Aber das ist wirklich die Handlung. Ein Top-Drehbuch. Und Jodie Foster führt Regie.

Depressiv, alkoholkrank... mmmh... das war wohl kein Zufall, dass Jodie Foster Sie ausgewählt hat für die Rolle, oder?

Sie meinen, weil die Rolle so schwierig ist und ich ein Top-Schauspieler bin?

Na ja, fast. Ich meinte eher, weil Sie für die Rolle kaum üben mussten. Wenn das überhaupt eine Rolle ist.

Ich weiß nicht, worauf sie hinaus wollen. Aber egal.

Und mit dieser Rolle des alkoholkranken, depressiven Spielzeugfabrikanten, der durch eine Handpuppe mit seiner Familie spricht, wollen Sie Ihr Comeback schaffen?

Das wird so was von mein Comeback. Mad Max is back.

Sie sind schon ein bisschen bescheuert, oder?

Wieso das denn? Das ist eine sehr ungewöhnliche, sensible Rolle. Nicht dieser übliche Hollywood-Mist. Hier wird der Zuschauer noch gefordert und nicht mit Auto-Explosionen gelangweilt.

Ja, ich bin auch schon ganz ergriffen. Ein depressiver Spielzeugfabrikant mit einer Handpuppe... warten Sie, ich wische mir gerade mal die Tränen aus den Augenwinkeln.

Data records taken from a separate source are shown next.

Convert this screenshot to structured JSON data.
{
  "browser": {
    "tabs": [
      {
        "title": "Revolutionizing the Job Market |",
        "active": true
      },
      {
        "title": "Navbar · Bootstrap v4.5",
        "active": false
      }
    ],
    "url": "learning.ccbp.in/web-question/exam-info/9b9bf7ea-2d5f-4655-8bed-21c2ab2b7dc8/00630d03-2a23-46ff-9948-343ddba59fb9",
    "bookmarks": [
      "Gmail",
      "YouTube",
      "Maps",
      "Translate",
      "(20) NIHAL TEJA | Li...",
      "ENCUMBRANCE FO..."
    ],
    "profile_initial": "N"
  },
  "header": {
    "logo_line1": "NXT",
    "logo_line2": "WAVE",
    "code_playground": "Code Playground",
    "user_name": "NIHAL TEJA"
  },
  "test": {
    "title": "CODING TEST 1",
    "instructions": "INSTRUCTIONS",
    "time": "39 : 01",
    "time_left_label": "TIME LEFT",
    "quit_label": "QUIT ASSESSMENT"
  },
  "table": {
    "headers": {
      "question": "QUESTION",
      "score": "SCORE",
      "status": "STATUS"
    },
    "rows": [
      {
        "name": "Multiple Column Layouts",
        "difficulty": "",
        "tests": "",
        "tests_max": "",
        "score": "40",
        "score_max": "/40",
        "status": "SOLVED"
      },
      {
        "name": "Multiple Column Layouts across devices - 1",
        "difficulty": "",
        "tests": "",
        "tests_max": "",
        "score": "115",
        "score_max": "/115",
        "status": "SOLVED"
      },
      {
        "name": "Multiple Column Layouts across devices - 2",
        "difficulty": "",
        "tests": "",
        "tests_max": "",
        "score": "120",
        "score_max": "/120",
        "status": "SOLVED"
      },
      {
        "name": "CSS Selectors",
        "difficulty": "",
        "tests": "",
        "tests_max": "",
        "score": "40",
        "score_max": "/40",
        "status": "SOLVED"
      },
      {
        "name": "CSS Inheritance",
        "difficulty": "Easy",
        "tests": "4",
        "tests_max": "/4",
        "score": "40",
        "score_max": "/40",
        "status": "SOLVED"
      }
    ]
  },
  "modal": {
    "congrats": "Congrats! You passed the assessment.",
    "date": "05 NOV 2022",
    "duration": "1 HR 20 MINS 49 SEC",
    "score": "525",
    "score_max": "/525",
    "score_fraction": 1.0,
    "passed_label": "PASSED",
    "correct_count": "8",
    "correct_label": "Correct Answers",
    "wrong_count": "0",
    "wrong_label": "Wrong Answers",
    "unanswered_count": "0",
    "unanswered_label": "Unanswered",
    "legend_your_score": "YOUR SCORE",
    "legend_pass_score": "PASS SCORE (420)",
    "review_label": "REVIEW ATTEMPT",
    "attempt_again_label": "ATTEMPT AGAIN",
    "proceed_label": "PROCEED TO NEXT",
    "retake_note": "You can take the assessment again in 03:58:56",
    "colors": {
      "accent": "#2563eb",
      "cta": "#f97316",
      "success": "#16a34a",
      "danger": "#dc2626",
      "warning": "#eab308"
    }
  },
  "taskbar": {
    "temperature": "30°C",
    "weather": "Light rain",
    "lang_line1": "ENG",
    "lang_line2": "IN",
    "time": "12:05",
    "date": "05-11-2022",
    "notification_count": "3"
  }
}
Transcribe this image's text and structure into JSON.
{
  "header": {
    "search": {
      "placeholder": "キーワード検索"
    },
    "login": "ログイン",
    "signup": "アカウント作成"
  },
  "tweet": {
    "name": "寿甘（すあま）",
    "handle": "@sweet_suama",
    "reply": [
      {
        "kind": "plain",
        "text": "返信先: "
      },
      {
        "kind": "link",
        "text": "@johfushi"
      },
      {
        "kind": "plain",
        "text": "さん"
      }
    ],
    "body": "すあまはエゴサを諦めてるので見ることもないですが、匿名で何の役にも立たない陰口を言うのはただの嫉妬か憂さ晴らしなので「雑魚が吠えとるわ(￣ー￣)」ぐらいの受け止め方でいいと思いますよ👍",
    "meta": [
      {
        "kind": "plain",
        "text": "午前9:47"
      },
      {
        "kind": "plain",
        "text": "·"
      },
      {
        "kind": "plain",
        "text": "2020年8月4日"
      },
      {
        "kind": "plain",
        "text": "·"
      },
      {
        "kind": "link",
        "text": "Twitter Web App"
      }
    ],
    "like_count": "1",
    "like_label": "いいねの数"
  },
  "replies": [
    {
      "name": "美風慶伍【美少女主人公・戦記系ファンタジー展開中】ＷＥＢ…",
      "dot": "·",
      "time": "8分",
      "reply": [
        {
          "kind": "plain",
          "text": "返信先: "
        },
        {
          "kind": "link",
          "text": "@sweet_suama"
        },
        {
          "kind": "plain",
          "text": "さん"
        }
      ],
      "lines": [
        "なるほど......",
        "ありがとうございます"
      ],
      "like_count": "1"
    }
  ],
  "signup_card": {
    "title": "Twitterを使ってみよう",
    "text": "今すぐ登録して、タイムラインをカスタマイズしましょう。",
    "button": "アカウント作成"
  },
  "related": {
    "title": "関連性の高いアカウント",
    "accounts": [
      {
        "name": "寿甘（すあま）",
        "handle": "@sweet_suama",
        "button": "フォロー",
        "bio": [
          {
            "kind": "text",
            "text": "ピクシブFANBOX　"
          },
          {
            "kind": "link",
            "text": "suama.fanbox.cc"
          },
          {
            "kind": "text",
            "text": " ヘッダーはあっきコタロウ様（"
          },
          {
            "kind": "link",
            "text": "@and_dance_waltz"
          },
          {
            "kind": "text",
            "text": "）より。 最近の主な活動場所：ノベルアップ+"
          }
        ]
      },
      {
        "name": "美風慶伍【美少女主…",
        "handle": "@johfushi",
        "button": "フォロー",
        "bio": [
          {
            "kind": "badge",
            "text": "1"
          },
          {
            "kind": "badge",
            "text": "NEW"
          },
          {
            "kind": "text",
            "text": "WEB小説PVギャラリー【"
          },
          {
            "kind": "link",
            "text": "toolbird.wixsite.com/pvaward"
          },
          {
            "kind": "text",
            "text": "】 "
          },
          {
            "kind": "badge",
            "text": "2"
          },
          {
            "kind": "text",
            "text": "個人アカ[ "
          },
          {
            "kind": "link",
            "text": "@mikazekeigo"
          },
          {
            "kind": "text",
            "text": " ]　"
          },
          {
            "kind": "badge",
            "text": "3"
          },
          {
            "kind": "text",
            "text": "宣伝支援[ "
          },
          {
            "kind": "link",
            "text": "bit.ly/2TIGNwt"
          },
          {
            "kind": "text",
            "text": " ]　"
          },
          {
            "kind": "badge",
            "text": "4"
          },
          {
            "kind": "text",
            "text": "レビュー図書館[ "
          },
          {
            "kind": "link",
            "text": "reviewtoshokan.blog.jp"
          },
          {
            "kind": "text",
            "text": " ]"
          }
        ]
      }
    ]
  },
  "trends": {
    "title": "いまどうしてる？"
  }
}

Spotten Sie ruhig, ich plane fest für die Oscars 2012. Also, interviewen Sie mich jetzt?

Das habe ich doch schon gemacht.

Was, das war doch kein Interview... das können Sie doch nicht...

Entschuldigung, Herr Gibson, die Verbindung ist gerade ganz schlecht. Wenn ich das richtig gehört habe, sind Sie damit einverstanden, dass wir das Interview so abdrucken. Sehr schön. Ich lege dann mal auf. Also, schönen Abend noch.

Und die Juden haben doch Jesus getöte... hallo, hallo? Sind Sie noch dran?

Ich legte mich wieder schlafen. Als ich am nächsten Morgen aufwachte, hoffte ich, dass alles nur ein Traum gewesen war. Den Film gab es allerdings wirklich.